Additional "2000" String ([32 30 30 30] bytes) at the beginning of a file

164 views Asked by At

I have a really strange issue and I cannot find the solution.

I have a simple test servlet that stream a small pdf file in the response:

public class TestPdf extends HttpServlet implements Servlet {

    private static final long serialVersionUID = 1L;

    public void doGet(HttpServletRequest request, HttpServletResponse response) throws IOException, ServletException {

        File file = new File(getServletContext().getRealPath("/lorem.pdf"));

        response.setContentType("application/pdf");

        ServletOutputStream out = response.getOutputStream();

        InputStream in = new FileInputStream(file);

        byte[] bytes = new byte[10000];

        int count = -1;

        while ((count = in.read(bytes)) != -1) {
            out.write(bytes, 0, count);
        }

        in.close();

        out.flush();
        out.close();

    }

}

If I call the servlet url with a browser, curl, wget, everything is fine, but when I call it with a simple TCL script like this:

#!/usr/bin/tclsh8.5

package require http;

set testUrl "http://localhost:8080/test/pdf"
set httpResponse [http::geturl "$testUrl" -channel stdout]

the file has a "2000" string at the beginning that corrupt the pdf.

The issue does not seems related to Tomcat or JDK version, since I am able to reproduce it on my development environment (Ubuntu 16.04) with both JDK 1.5.0_22 Tomcat 5.5.36 and JDK 1.8.0_74 and Tomcat 8.5.15.

2

There are 2 answers

0
zappee On

I have never used TCL but this is the way how you can wtite a general file download servlet:

public class DownloadServlet extends HttpServlet {
    private final int BUFFER_SIZE = 10000;

    @Override
    protected void doGet(HttpServletRequest req, HttpServletResponse resp) 
      throws ServletException, IOException {

        String filename = "test.pdf";
        String pathToFile = "..../" + filename;

        resp.setContentType("application/pdf");
        resp.setHeader("Content-disposition", "attachment; filename=" + filename);

        try(InputStream in = req.getServletContext().getResourceAsStream(pathToFile);
          OutputStream out = resp.getOutputStream()) {

            byte[] buffer = new byte[BUFFER_SIZE];
            int numBytesRead;

            while ((numBytesRead = in.read(buffer)) > 0) {
                out.write(buffer, 0, numBytesRead);
            }
        }
    }
}

Hope that this piece of code helps you.

3
mrcalvin On

What you see is the start of a chunk, the number of octets contained by the chunk, as pointed out by others.

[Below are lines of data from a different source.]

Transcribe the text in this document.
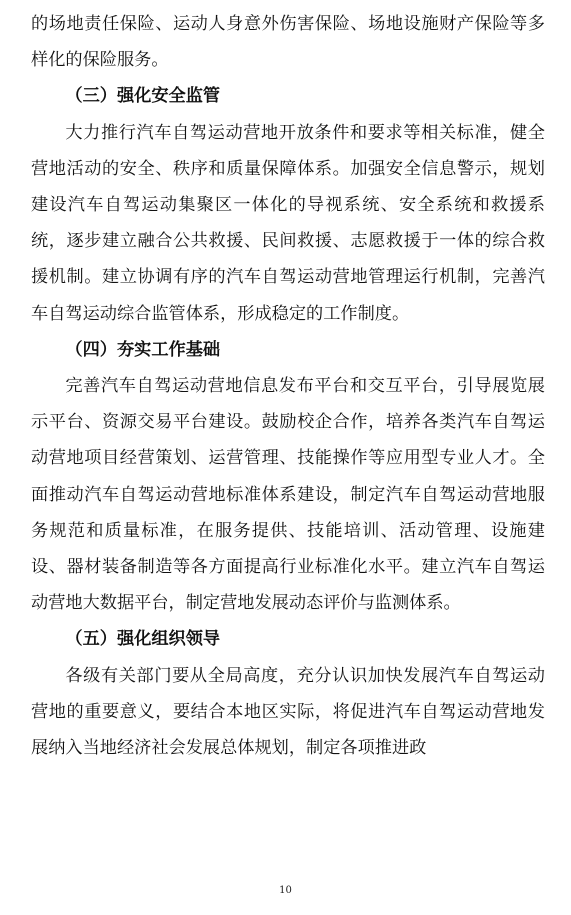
的场地责任保险、运动人身意外伤害保险、场地设施财产保险等多样化的保险服务。

（三）强化安全监管

大力推行汽车自驾运动营地开放条件和要求等相关标准，健全营地活动的安全、秩序和质量保障体系。加强安全信息警示，规划建设汽车自驾运动集聚区一体化的导视系统、安全系统和救援系统，逐步建立融合公共救援、民间救援、志愿救援于一体的综合救援机制。建立协调有序的汽车自驾运动营地管理运行机制，完善汽车自驾运动综合监管体系，形成稳定的工作制度。

（四）夯实工作基础

完善汽车自驾运动营地信息发布平台和交互平台，引导展览展示平台、资源交易平台建设。鼓励校企合作，培养各类汽车自驾运动营地项目经营策划、运营管理、技能操作等应用型专业人才。全面推动汽车自驾运动营地标准体系建设，制定汽车自驾运动营地服务规范和质量标准，在服务提供、技能培训、活动管理、设施建设、器材装备制造等各方面提高行业标准化水平。建立汽车自驾运动营地大数据平台，制定营地发展动态评价与监测体系。

（五）强化组织领导

各级有关部门要从全局高度，充分认识加快发展汽车自驾运动营地的重要意义，要结合本地区实际，将促进汽车自驾运动营地发展纳入当地经济社会发展总体规划，制定各项推进政

10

To handle this from the Tcl client side (and not by turning off chunked transfer-encoding from the Tomcat POV), you need to omit the -channel option to http::geturl:

package require http;

set testUrl "http://localhost:8080/test/pdf"
set httpResponse [http::geturl "$testUrl"]
fconfigure stdout -translation binary; # turn off auto-encoding on the way out
puts -nonewline stdout [http::data $httpResponse]

This should properly transmogrify the chunked content into one piece. Background is that handling of chunked content did not work with the -channel option, when I last checked.